More than anything else, this is a good-looking film. And I don’t mean the cast where, admittedly, we have some suave, dapper, and just plain interesting faces lending a gravitas to the Alistair MacLean brand of thrills, you know, the sort where one smart-aleck played by the one and only Himesh Reshammiya takes on the entire police force of Dublin and—guess what?—emerges a winner.
The plot, in case you haven’t guessed by now, is a bit of a stretch. Director Shawn Arranha (who once upon a time made a mall horror flick entitled Hide N Seek) never lets the momentum flag. The last 20 minutes is actually clocked on screen according to the time-limit set for the hero to rescue his sweetheart. Arranha sustains the pace even when songs jump into the narrative with clockwork regularity.
But then Himesh and music go hand in hand. Playing the brooding assassin with a chip on his shoulder, he has a song for every occasion in the script. And guess what? The songs fit!
Since the plot—and I don’t know how much of it I should give out—is about a lovers’ tiff and a crisis far away from home, Himesh’s music focuses on the theme of judaai and dard. Wisely, he doesn’t sing all the songs by himself. Voices like Arjit bring variety to the soundtrack, which is, elsewhere, replete with the sound of screeching cars and cops shouting, ‘Stop, or I’ll shoot.’
Teraa Surroor is not the best of thrillers. But it’s sensible and sometimes svelte. And by that, I don’t mean unclothed female bodies. The city of Dublin is made to look inviting and intriguing. If only the actors, and that includes the male actors, didn’t use so much makeup. It mars the natural beauty of the locations, captured by cameraman Maneesh Chandra Bhatt with touristic affection topped by some residential pride.
Himesh plays a dangerous assassin who is on the most lethal mission of his life: to save his love from danger. Lurking lusciously in the sinewy shadows are various assassins who often look more harmless than harmful. But that’s okay. None of this is to be taken seriously.
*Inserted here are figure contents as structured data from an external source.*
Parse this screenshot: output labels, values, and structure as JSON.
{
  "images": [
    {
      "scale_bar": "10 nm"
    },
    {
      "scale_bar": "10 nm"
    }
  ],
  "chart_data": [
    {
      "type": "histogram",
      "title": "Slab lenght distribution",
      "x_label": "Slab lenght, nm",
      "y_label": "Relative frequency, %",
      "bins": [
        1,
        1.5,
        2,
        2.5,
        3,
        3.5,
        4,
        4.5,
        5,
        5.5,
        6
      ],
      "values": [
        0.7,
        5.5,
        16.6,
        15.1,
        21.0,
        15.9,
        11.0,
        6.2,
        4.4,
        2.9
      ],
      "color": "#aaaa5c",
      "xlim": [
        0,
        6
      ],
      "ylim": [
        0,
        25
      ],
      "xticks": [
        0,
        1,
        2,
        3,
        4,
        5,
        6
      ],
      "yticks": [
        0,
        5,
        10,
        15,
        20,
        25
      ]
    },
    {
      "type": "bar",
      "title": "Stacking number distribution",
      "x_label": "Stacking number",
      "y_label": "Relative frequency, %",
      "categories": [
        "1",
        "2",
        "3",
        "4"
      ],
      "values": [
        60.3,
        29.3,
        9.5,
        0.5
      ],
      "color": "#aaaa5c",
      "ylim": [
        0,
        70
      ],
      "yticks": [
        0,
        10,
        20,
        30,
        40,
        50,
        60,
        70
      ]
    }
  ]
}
Done in the spirit of fun, Teraa Surroor showcases Himesh’s musical aptitudes and his penchant for playing poker-faced protagonists. Wisely, he surrounds himself with a terrific supporting cast. Among the actors who prop up the thrills in the thriller, I must make special mention of Shekhar Kapoor, who, as India’s ambassador to Ireland (yes, that’s what he plays), delivers some outrageously undiplomatic lines. Watch him play this utterly iconoclastic diplomat with his tongue lodged in cheek, and you’d know Shekhar got the film’s mood right.
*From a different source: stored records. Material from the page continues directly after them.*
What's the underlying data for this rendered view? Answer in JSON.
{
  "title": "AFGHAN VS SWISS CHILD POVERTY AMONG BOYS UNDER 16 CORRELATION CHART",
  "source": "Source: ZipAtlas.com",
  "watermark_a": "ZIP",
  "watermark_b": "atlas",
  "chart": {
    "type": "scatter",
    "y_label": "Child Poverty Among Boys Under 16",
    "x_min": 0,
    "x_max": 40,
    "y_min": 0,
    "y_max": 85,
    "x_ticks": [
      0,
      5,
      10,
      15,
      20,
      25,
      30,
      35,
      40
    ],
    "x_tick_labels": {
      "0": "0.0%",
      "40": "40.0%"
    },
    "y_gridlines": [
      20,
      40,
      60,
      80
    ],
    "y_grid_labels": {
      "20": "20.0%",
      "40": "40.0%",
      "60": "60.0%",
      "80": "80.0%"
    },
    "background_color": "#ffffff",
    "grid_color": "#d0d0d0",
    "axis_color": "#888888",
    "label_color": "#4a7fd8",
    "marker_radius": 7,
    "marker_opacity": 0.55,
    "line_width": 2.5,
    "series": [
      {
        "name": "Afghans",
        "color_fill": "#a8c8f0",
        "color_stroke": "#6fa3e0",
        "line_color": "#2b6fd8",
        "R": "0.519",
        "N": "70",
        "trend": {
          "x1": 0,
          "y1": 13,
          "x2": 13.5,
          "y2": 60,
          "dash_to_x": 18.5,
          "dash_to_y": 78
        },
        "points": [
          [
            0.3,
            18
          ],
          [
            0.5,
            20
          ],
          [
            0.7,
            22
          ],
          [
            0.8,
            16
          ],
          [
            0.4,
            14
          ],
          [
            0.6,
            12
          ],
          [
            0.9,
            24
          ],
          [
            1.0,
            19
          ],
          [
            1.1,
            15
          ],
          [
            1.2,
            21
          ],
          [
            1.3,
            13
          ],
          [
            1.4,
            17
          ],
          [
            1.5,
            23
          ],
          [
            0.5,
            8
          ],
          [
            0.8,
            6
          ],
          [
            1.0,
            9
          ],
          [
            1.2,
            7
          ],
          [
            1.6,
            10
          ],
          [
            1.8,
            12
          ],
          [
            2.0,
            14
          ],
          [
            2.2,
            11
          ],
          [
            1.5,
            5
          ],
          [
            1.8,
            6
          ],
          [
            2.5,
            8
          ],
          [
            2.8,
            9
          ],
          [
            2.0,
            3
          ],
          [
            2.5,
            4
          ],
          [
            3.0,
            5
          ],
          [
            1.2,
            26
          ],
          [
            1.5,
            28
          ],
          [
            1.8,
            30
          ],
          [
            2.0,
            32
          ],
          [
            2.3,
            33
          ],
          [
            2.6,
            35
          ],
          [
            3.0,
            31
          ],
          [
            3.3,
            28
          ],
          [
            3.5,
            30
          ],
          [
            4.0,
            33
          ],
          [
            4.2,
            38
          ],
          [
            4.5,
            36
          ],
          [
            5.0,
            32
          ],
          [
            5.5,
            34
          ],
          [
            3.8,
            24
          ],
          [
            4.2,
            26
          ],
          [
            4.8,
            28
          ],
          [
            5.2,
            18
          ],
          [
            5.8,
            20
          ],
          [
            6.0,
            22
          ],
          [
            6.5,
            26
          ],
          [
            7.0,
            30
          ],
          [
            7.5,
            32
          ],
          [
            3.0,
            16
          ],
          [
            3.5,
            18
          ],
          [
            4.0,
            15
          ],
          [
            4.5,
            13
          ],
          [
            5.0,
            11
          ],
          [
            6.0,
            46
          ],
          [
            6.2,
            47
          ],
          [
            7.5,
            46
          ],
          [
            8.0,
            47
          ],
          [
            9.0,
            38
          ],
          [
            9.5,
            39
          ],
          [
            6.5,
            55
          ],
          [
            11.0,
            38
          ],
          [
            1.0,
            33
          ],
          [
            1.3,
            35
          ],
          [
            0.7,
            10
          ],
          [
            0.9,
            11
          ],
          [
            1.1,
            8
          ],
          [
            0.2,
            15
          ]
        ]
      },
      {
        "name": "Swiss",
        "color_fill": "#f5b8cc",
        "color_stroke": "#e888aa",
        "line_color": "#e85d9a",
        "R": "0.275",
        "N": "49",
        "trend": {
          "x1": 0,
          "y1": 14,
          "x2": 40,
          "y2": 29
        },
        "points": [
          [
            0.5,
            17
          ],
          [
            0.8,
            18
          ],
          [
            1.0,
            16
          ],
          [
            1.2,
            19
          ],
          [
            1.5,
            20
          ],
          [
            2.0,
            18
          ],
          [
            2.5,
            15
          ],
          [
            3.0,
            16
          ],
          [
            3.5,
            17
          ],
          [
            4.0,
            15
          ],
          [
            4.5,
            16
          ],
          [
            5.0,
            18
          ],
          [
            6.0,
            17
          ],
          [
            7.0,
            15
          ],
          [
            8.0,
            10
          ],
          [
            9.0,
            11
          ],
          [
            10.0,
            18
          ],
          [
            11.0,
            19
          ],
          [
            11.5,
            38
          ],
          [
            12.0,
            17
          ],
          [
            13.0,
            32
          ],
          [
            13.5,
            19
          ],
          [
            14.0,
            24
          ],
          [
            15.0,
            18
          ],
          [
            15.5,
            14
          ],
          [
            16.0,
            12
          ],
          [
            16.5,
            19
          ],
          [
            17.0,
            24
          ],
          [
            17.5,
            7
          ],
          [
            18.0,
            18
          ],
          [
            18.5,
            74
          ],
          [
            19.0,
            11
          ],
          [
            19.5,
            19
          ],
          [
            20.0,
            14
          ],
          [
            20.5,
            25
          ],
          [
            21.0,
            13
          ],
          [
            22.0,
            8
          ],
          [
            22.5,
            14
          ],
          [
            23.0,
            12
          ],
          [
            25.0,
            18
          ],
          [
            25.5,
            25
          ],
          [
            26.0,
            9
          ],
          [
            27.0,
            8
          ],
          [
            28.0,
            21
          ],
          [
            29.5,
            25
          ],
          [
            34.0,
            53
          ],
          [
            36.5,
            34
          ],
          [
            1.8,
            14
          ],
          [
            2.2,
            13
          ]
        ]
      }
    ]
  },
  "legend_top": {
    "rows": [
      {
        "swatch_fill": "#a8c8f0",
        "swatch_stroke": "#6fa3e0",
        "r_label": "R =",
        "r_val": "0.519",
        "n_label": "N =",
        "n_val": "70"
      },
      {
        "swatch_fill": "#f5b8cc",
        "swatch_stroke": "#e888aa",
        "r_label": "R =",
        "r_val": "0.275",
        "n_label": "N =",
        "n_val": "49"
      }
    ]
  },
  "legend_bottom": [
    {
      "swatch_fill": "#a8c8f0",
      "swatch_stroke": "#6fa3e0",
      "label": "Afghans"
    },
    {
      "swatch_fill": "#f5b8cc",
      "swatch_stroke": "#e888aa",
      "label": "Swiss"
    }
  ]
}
The other utterly endearing performance comes from Naseeruddin Shah as a jail-breaking expert named – get a load of this– Robin Dharmraj Santino. His prison-bound scenes with Himesh are pricelessly precocious. Naseer gives Himesh tips on how to rescue his sweetheart from jail. Along the way, the thespian must have given Himesh tips on how to hold a scene together.
Himesh manages well. Though I didn’t notice much chemistry between him and his co-star, the romantic portions are shot in the spirit of music videos, with the lighting creating an illusion of luminosity even when the actors are not seen doing much to lift the mood of the melodies.
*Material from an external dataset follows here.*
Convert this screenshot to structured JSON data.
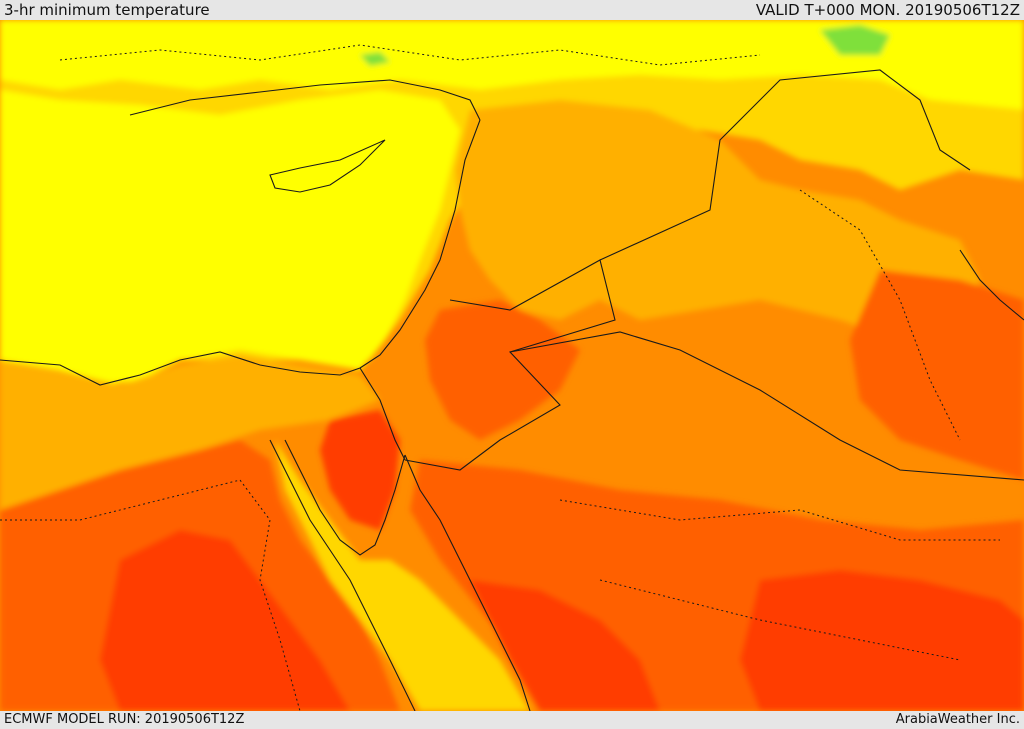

New find Farah Karimaee is sometimes pretty, sometimes haggard, always over madeup even when languishing in prison. Don’t focus on the actress’ manicured nails in jail. Just concentrate on the smooth surfaces where the director plays rough mind games with a softness of touch that promises thrills, but no real harm is done to anyone. Even when bullets pierce their chests, the blood spills in choreographed spurts.
All in all, Tera Surroor is a marked improvement on Reshammiya’s recent hideous and tedious Badass Ravi Kumar.